Open Letter to New Zealanders
By Rt Hon Jenny Shipley
Leader of the Opposition
This first ANZAC Day of the new millennium allows us to acknowledge and remember those who fought for freedom, to honour those who lost their lives doing so and to learn the lessons of history so we don’t repeat them.
On the walls of the Parliamentary debating chamber are the names of the battles where New Zealand service personnel have fought and died. They are a constant reminder to us of the need to rise above the mire of politics and concentrate on our future and the good of the nation. The security of New Zealand is the first responsibility of a Government. It usually enjoys multi-party support. This year, as we commemorate the first ANZAC Day of this century, debate on the future of our armed forces is reaching a crucial stage.
Will we be fully equipped and independent?
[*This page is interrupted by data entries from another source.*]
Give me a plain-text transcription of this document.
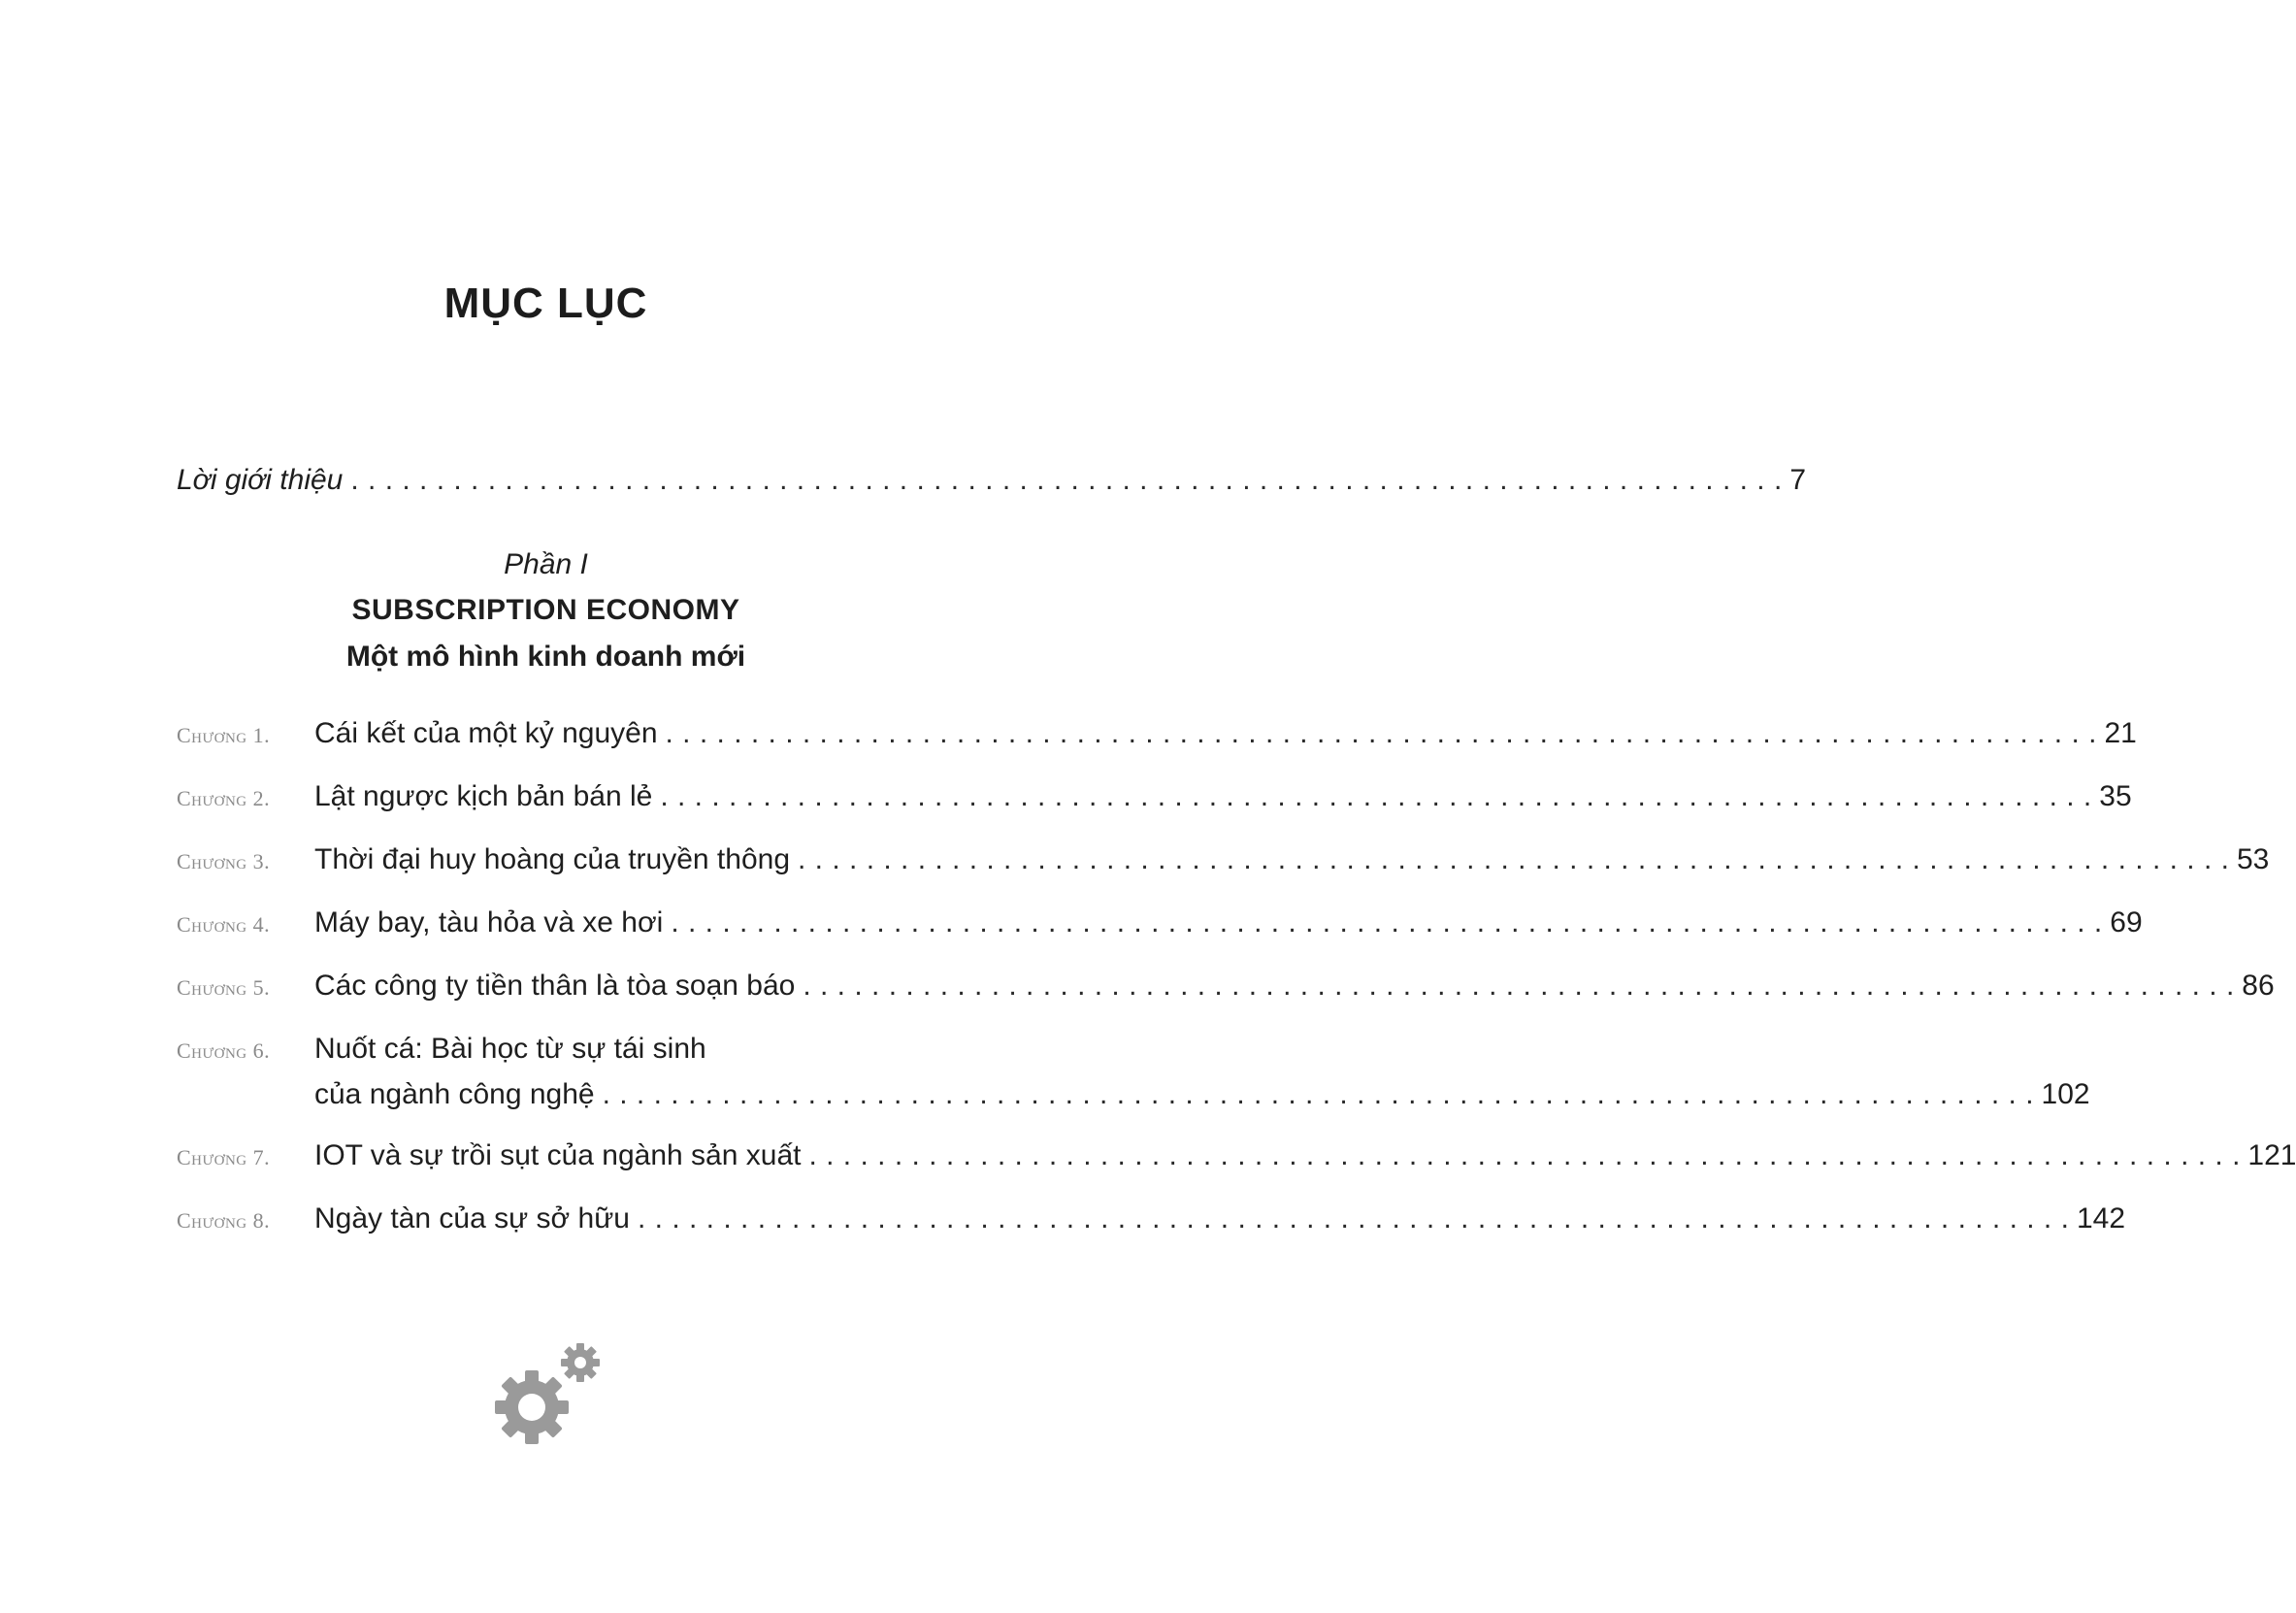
MỤC LỤC
Lời giới thiệu . . .	7
Phần I
SUBSCRIPTION ECONOMY
Một mô hình kinh doanh mới
Chương 1.	Cái kết của một kỷ nguyên . . .	21
Chương 2.	Lật ngược kịch bản bán lẻ . . .	35
Chương 3.	Thời đại huy hoàng của truyền thông . . .	53
Chương 4.	Máy bay, tàu hỏa và xe hơi . . .	69
Chương 5.	Các công ty tiền thân là tòa soạn báo . . .	86
Chương 6.	Nuốt cá: Bài học từ sự tái sinh
của ngành công nghệ . . .	102
Chương 7.	IOT và sự trồi sụt của ngành sản xuất . . .	121
Chương 8.	Ngày tàn của sự sở hữu . . .	142
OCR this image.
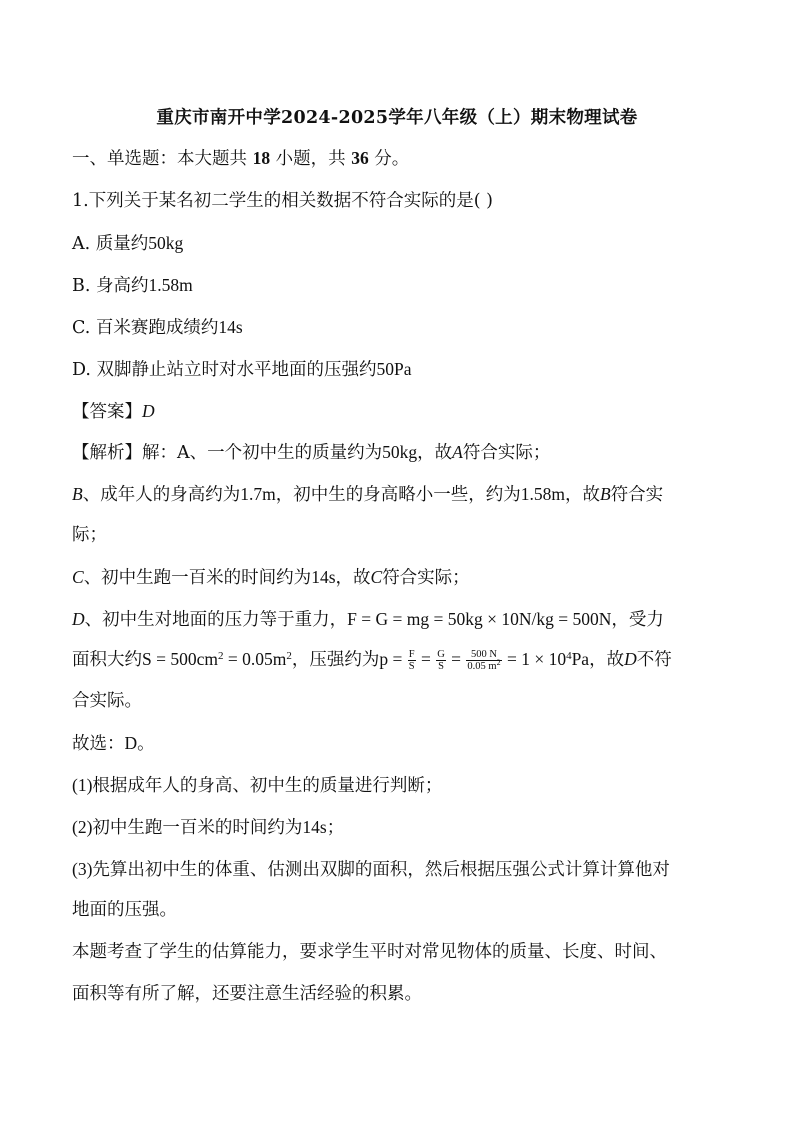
重庆市南开中学2024-2025学年八年级（上）期末物理试卷
一、单选题：本大题共 18 小题，共 36 分。
1.下列关于某名初二学生的相关数据不符合实际的是( )
A. 质量约50kg
B. 身高约1.58m
C. 百米赛跑成绩约14s
D. 双脚静止站立时对水平地面的压强约50Pa
【答案】D
【解析】解：A、一个初中生的质量约为50kg，故A符合实际；
B、成年人的身高约为1.7m，初中生的身高略小一些，约为1.58m，故B符合实
际；
C、初中生跑一百米的时间约为14s，故C符合实际；
D、初中生对地面的压力等于重力，F = G = mg = 50kg × 10N/kg = 500N，受力
面积大约$S = 500cm^2 = 0.05m^2$，压强约为$p = \frac{F}{S} = \frac{G}{S} = \frac{500 N}{0.05 m^2} = 1 \times 10^4Pa$，故D不符
合实际。
故选：D。
(1)根据成年人的身高、初中生的质量进行判断；
(2)初中生跑一百米的时间约为14s；
(3)先算出初中生的体重、估测出双脚的面积，然后根据压强公式计算计算他对
地面的压强。
本题考查了学生的估算能力，要求学生平时对常见物体的质量、长度、时间、
面积等有所了解，还要注意生活经验的积累。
Will we share the burden or freeload? Will we be able to provide full cover for our ground forces? Are we still capable of contributing to regional security and protecting our economic zone?
New Zealand has traditionally been capable of all four. This is now being put in doubt by the current Government. We have historically had combat capacity in each of the three services. The services have been able to work together for mutual benefit and improved effectiveness, particularly where the safety of our troops was concerned. Military history tells us that air cover is crucial to the safety of troops on the ground.
In 1997 the then Government agreed to increase Defence spending by $600m over 5 years. The current Government has announced that it will conduct a comprehensive Defence Review this year. We must seize the opportunity to plan for the defence force we will need in the future. It is crucial that the Government takes on board the lessons from previous, less successful reviews and ensures there is meaningful consultation with other political parties and members of the public. The safety of our service men and women, the future security of New Zealand and our sphere of influence in the region are at risk here.
As New Zealanders commemorate ANZAC Day, there are many sobering things to remember, not least of which is the fact that in the years leading up to World War II, New Zealand spent half as much per capita on defence as Australia. During the war, New Zealand, per capita, took twice as many casualties.
As we plan for the future, we must pause and reflect, and we must learn the lessons of the past. We will remember them. Lest we forget.